None of these were mediums were prevalent when I was raising my three older children. They were beginning to develop, but we had one computer for the whole family and the kids could spend a half-hour a day on computer, with weekends occasionally being an exception. We had lots of family friendly videos, but used them as a special occasion, not an expectation. Couldn't have done early life without Winnie the Pooh.

However, now, this technology has developed so rapidly, that it is literally changing relationships, brain structure. It is Joy's world with her friends. But, it is essential to understand the ramifications of technology and the importance of limiting it. 

When a child becomes addicted to these mediums, the cyberspace world becomes more reality to him than personal relationships. Children who spend time on violent video games are likely to become more violent. That shouldn't surprise us. What we sow we reap. Guard your heart for from it flow the springs of life. Whatever is true, honorable, just, lovely, ..., think on these things.

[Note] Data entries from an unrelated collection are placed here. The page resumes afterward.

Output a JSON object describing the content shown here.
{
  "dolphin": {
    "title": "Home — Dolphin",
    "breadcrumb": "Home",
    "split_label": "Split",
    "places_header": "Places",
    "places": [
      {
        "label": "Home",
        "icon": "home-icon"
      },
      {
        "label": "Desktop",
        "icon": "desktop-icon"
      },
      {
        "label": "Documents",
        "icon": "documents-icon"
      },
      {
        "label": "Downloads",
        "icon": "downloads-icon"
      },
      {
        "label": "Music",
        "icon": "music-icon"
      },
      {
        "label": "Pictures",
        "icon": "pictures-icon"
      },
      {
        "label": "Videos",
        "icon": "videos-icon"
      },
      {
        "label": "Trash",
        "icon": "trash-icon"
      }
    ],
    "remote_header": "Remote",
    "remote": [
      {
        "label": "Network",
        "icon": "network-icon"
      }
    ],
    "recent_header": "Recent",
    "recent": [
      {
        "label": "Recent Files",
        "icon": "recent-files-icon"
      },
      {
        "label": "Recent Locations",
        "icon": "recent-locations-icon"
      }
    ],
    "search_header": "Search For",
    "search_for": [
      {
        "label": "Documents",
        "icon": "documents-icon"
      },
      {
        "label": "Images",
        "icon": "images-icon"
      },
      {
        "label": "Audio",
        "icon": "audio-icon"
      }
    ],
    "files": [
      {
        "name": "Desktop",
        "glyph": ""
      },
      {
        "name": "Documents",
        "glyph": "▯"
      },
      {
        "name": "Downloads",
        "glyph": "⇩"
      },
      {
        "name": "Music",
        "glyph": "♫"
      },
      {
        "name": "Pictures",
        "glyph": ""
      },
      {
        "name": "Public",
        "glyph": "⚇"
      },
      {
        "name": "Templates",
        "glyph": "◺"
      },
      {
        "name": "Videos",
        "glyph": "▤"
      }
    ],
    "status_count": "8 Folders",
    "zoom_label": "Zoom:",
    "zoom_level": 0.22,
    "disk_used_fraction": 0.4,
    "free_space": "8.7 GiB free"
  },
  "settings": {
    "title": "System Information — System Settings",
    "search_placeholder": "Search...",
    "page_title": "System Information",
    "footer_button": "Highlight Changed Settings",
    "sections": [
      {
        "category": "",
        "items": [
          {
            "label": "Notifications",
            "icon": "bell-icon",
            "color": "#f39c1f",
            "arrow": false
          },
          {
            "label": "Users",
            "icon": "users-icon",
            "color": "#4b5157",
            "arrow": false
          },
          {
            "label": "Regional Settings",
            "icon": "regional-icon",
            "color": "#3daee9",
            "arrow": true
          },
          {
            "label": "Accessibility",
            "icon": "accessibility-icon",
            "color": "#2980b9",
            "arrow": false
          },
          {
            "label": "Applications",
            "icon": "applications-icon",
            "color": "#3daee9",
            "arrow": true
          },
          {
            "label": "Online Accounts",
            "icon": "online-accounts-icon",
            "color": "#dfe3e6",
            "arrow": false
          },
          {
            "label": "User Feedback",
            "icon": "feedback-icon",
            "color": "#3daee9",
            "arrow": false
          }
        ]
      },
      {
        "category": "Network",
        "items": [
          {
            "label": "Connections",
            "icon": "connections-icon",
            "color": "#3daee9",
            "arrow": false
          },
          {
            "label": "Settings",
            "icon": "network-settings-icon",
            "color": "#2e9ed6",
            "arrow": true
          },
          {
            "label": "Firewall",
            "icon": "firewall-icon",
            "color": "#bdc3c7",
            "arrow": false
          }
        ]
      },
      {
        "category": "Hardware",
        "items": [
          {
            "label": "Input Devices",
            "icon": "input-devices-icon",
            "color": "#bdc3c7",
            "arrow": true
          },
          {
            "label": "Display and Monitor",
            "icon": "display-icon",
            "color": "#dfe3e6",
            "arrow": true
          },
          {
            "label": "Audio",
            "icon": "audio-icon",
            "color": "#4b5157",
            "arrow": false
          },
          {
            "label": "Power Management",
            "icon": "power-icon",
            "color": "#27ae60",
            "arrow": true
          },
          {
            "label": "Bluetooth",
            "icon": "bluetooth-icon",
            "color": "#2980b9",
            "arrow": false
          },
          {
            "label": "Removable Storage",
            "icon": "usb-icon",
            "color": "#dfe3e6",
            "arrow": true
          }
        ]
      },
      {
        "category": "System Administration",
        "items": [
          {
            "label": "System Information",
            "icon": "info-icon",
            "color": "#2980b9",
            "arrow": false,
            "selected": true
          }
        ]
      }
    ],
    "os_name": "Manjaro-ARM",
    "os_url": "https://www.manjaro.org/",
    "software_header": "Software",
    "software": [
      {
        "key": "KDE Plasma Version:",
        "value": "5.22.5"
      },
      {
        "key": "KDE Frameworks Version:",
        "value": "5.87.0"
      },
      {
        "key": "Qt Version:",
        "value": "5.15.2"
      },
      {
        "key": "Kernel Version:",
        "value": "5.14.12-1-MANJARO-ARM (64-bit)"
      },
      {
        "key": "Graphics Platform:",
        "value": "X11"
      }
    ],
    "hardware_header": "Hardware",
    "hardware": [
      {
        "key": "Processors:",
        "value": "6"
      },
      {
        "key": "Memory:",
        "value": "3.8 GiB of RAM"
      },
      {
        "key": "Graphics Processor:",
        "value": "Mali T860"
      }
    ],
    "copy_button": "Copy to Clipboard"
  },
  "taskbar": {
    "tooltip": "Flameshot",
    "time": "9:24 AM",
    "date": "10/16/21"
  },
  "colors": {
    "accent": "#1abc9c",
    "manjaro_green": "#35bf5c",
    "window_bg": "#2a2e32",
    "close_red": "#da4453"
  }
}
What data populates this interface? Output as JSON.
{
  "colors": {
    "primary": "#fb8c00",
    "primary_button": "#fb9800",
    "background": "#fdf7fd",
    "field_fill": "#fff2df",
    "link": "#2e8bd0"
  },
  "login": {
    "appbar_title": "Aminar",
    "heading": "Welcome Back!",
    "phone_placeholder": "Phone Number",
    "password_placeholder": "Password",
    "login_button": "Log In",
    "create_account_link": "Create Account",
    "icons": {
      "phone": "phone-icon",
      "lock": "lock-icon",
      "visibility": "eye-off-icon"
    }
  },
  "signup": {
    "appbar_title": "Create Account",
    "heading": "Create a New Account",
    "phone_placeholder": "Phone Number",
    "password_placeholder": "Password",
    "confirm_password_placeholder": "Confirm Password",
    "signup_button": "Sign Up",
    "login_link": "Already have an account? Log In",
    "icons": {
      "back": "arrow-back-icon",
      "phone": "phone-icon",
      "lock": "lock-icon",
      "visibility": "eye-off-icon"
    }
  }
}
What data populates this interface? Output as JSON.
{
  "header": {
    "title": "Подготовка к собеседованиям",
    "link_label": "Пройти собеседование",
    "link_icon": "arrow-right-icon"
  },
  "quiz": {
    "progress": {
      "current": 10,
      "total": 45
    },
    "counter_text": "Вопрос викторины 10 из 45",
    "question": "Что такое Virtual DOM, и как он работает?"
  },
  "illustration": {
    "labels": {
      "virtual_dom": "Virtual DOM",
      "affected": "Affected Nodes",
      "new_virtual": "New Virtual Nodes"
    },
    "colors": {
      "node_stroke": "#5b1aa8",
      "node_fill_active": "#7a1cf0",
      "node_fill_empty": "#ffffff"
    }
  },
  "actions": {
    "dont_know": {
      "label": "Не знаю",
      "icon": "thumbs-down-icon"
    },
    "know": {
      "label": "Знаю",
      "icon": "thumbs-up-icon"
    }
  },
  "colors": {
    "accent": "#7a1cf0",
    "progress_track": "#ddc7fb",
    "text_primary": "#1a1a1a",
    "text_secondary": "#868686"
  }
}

Scripture is very clear about the profound importance of being stewards of our brains. Without personal relationships, time to read and ponder, time to observe creation, we cannot as easily imagine and relate to God. When all time is taken up with media, there is not time to pray, plan, think, talk, build brain pathways. 

A child's deepest need is for love, purpose, well-being, health. A machine cannot give any child or human being these essential things. Technology  can pacify temporarily, but eventually a person craves for more and more and more, more entertainment, more stimulation, more numbing of the hunger and longing that lives inside, for real life, real love, real attention and time spent.

The home should be a place of authentic life, not virtual life.

Reading out-loud a half-hour to a couple of hours a day provided lots of food for their brains. Dress up clothes from Good Will, capes, swords, provided them with lots of tools for acting out the stories they had taken into their hearts. Playing outside, hours of capture the flag, rox-a-boxin pretend cities in the back yard, writing books, playing shopkeeper, tea times, meals together, designing lego towns, drawing with colored pencils, painting with water color, shaping play dough, cooking, gardening, playing an instrument, doing chores, having lots of people over for lunch, dinner, going to concerts, hiking, and a multitude of other activities gave us as a family a foundation of health--mentally, physically, spiritually, emotionally. 

We shared life, discussed issues, told stories, lived fully in creativity and personal relationships. This real life tied an invisible string from one heart to the other, holding us together in a corpus of morality, faith, love, and purpose.

Now, as I raise Joy, I have to be very intentional at keeping life personal, life-giving, relational. The time it takes to provide her with relationship and life experiences, automatically means I have little time for working on my computer. But the stewardship I have for her mind, body and soul are more profound than all the ministry and influence that I can have outside my home. So my emails pile up day by day, but my family's souls are prospering and growing.

Technology is raging because people are lonely and looking for meaning and relationship online. But it is destroying their brains, their consciences, their ability to think deeply, to build a vocabulary, to take time to be outdoors, to build a real, deep relationship with a friend by talking, instead of having virtual reality of life on a screen. The idol of technology is replacing a love for God for a hunger for those who might be looking for me or who can validate me in cyberspace.

As moms, we must protect our children from developing an early appetite for technology if we want them to have deep, healthy brains. One side of the brain is so passive when a person watches tv, that it slows down to a rate slower than when one is asleep. The brain cannot take in so many images and so it shuts down to protect itself. A brain developed over years of shut down will atrophy.

So much could be said about this, but don't want to keep you on a screen too long!

Two interesting articles on media this week. 

If your kids are awake, they are probably online!

Your brain on computers: the need for downtime.

Have a great weekend--hopefully outdoors in this lovely fall weather!